Step	Hyp	Ref	Expression
1		swrdcl	\|- ( W e. Word V -> ( W substr <. M , ( # ` W ) >. ) e. Word V )
2		pfxcl	\|- ( W e. Word V -> ( W prefix M ) e. Word V )
3		ccatlen	\|- ( ( ( W substr <. M , ( # ` W ) >. ) e. Word V /\ ( W prefix M ) e. Word V ) -> ( # ` ( ( W substr <. M , ( # ` W ) >. ) ++ ( W prefix M ) ) ) = ( ( # ` ( W substr <. M , ( # ` W ) >. ) ) + ( # ` ( W prefix M ) ) ) )
4	1 2 3	syl2anc	\|- ( W e. Word V -> ( # ` ( ( W substr <. M , ( # ` W ) >. ) ++ ( W prefix M ) ) ) = ( ( # ` ( W substr <. M , ( # ` W ) >. ) ) + ( # ` ( W prefix M ) ) ) )
5	4	adantr	\|- ( ( W e. Word V /\ M e. ( 0 ... ( # ` W ) ) ) -> ( # ` ( ( W substr <. M , ( # ` W ) >. ) ++ ( W prefix M ) ) ) = ( ( # ` ( W substr <. M , ( # ` W ) >. ) ) + ( # ` ( W prefix M ) ) ) )
6		swrdrlen	\|- ( ( W e. Word V /\ M e. ( 0 ... ( # ` W ) ) ) -> ( # ` ( W substr <. M , ( # ` W ) >. ) ) = ( ( # ` W ) - M ) )
7		fznn0sub	\|- ( M e. ( 0 ... ( # ` W ) ) -> ( ( # ` W ) - M ) e.

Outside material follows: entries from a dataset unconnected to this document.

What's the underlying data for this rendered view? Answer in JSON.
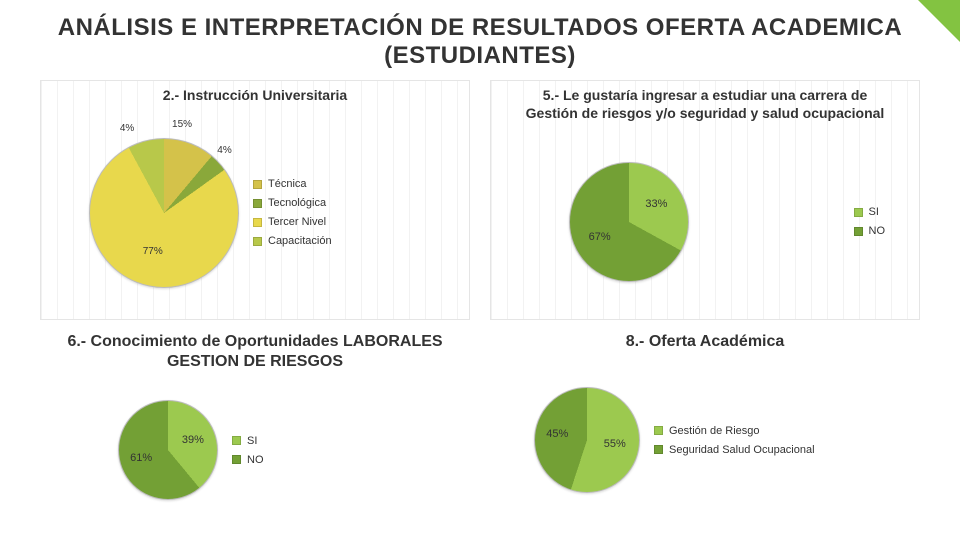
{
  "page_title": "ANÁLISIS E INTERPRETACIÓN DE RESULTADOS OFERTA ACADEMICA (ESTUDIANTES)",
  "corner_accent_color": "#83c341",
  "charts": {
    "c2": {
      "title": "2.- Instrucción Universitaria",
      "type": "pie",
      "diameter": 150,
      "background": "striped",
      "slices": [
        {
          "label": "Técnica",
          "value": 0.15,
          "text": "15%",
          "color": "#d4c24a"
        },
        {
          "label": "Tecnológica",
          "value": 0.04,
          "text": "4%",
          "color": "#8aa83a"
        },
        {
          "label": "Tercer Nivel",
          "value": 0.77,
          "text": "77%",
          "color": "#e8d84c"
        },
        {
          "label": "Capacitación",
          "value": 0.04,
          "text": "4%",
          "color": "#b8c84a"
        }
      ],
      "legend_colors": [
        "#d4c24a",
        "#8aa83a",
        "#e8d84c",
        "#b8c84a"
      ],
      "legend_labels": [
        "Técnica",
        "Tecnológica",
        "Tercer Nivel",
        "Capacitación"
      ],
      "label_fontsize": 10
    },
    "c5": {
      "title": "5.- Le gustaría ingresar a estudiar una carrera de Gestión de riesgos y/o seguridad y salud ocupacional",
      "type": "pie",
      "diameter": 120,
      "background": "striped",
      "slices": [
        {
          "label": "SI",
          "value": 0.33,
          "text": "33%",
          "color": "#9cc94f"
        },
        {
          "label": "NO",
          "value": 0.67,
          "text": "67%",
          "color": "#73a035"
        }
      ],
      "legend_colors": [
        "#9cc94f",
        "#73a035"
      ],
      "legend_labels": [
        "SI",
        "NO"
      ],
      "label_fontsize": 11
    },
    "c6": {
      "title": "6.- Conocimiento de Oportunidades LABORALES GESTION DE RIESGOS",
      "type": "pie",
      "diameter": 100,
      "background": "plain",
      "slices": [
        {
          "label": "SI",
          "value": 0.39,
          "text": "39%",
          "color": "#9cc94f"
        },
        {
          "label": "NO",
          "value": 0.61,
          "text": "61%",
          "color": "#73a035"
        }
      ],
      "legend_colors": [
        "#9cc94f",
        "#73a035"
      ],
      "legend_labels": [
        "SI",
        "NO"
      ],
      "label_fontsize": 11
    },
    "c8": {
      "title": "8.- Oferta Académica",
      "type": "pie",
      "diameter": 106,
      "background": "plain",
      "slices": [
        {
          "label": "Gestión de Riesgo",
          "value": 0.55,
          "text": "55%",
          "color": "#9cc94f"
        },
        {
          "label": "Seguridad Salud Ocupacional",
          "value": 0.45,
          "text": "45%",
          "color": "#73a035"
        }
      ],
      "legend_colors": [
        "#9cc94f",
        "#73a035"
      ],
      "legend_labels": [
        "Gestión de Riesgo",
        "Seguridad Salud Ocupacional"
      ],
      "label_fontsize": 11
    }
  }
}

NN0 )
8	7	adantl	\|- ( ( W e. Word V /\ M e. ( 0 ... ( # ` W ) ) ) -> ( ( # ` W ) - M ) e. NN0 )
9	6 8	eqeltrd	\|- ( ( W e. Word V /\ M e. ( 0 ... ( # ` W ) ) ) -> ( # ` ( W substr <. M , ( # ` W ) >. ) ) e. NN0 )
10	9	nn0cnd	\|- ( ( W e. Word V /\ M e. ( 0 ... ( # ` W ) ) ) -> ( # ` ( W substr <. M , ( # ` W ) >. ) ) e. CC )
11		pfxlen	\|- ( ( W e. Word V /\ M e. ( 0 ... ( # ` W ) ) ) -> ( # ` ( W prefix M ) ) = M )
12		elfznn0	\|- ( M e. ( 0 ... ( # ` W ) ) -> M e. NN0 )
13	12	adantl	\|- ( ( W e. Word V /\ M e. ( 0 ... ( # ` W ) ) ) -> M e. NN0 )
14	11 13	eqeltrd	\|- ( ( W e. Word V /\ M e. ( 0 ... ( # ` W ) ) ) -> ( # ` ( W prefix M ) ) e. NN0 )
15	14	nn0cnd	\|- ( ( W e. Word V /\ M e. ( 0 ... ( # ` W ) ) ) -> ( # ` ( W prefix M ) ) e. CC )
16	10 15	addcomd	\|- ( ( W e. Word V /\ M e. ( 0 ... ( # ` W ) ) ) -> ( ( # ` ( W substr <. M , ( # ` W ) >. ) ) + ( # ` ( W prefix M ) ) ) = ( ( # ` ( W prefix M ) ) + ( # ` ( W substr <. M , ( # ` W ) >. ) ) ) )
17		addlenpfx	\|- ( ( W e. Word V /\ M e. ( 0 ... ( # ` W ) ) ) -> ( ( # ` ( W prefix M ) ) + ( # ` ( W substr <. M , ( # ` W ) >. ) ) ) = ( # ` W ) )
18	5 16 17	3eqtrd	\|- ( ( W e. Word V /\ M e. ( 0 ... ( # ` W ) ) ) -> ( # ` ( ( W substr <. M , ( # ` W ) >. ) ++ ( W prefix M ) ) ) = ( # ` W ) )